Finite rank operators in Jacobson radical $$\mathcal{R}_{\mathcal{N} \otimes \mathcal{M}} $$

Abstract

In this paper we investigate finite rank operators in the Jacobson radical \(\mathcal{R}_{\mathcal{N} \otimes \mathcal{M}} \) of Alg(\(\mathcal{N} \otimes \mathcal{M}\)), where \(\mathcal{N}, \mathcal{M}\) are nests.
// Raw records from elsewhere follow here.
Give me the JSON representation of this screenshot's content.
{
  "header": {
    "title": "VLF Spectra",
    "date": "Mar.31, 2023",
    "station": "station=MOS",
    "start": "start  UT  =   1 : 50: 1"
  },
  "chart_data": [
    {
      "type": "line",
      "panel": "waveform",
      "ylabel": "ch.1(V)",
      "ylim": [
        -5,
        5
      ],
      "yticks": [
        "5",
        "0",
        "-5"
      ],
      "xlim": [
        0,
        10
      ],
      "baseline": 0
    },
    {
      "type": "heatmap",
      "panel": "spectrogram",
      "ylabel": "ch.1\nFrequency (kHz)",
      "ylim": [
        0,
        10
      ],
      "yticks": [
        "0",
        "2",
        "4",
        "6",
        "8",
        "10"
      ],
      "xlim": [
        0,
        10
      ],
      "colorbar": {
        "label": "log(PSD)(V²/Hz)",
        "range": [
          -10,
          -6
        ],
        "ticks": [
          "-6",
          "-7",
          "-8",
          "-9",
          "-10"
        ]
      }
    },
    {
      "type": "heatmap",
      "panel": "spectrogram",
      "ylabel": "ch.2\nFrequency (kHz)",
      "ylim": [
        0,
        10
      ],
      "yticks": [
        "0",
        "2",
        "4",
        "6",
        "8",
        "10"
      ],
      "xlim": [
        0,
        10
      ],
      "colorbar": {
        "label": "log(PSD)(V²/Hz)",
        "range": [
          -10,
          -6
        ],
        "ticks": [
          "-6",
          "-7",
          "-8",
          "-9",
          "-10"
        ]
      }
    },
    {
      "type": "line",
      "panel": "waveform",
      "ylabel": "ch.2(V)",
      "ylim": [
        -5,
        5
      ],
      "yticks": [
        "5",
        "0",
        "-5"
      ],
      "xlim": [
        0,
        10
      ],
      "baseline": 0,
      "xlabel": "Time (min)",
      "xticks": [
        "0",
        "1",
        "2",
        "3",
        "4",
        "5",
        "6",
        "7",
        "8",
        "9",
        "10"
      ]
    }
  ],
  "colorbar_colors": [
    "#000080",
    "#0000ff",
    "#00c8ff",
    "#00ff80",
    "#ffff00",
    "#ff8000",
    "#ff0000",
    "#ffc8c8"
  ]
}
Based on the concrete characterizations of rank one operators in Alg(\(\mathcal{N} \otimes \mathcal{M}\)) and \(\mathcal{R}_{\mathcal{N} \otimes \mathcal{M}} \), we obtain that each finite rank operator in \(\mathcal{R}_{\mathcal{N} \otimes \mathcal{M}} \) can be written as a finite sum of rank one operators in \(\mathcal{R}_{\mathcal{N} \otimes \mathcal{M}} \) and the weak closure of \(\mathcal{R}_{\mathcal{N} \otimes \mathcal{M}} \) equals Alg(\(\mathcal{N} \otimes \mathcal{M}\)) if and only if at least one of \(\mathcal{N}, \mathcal{M}\) is continuous.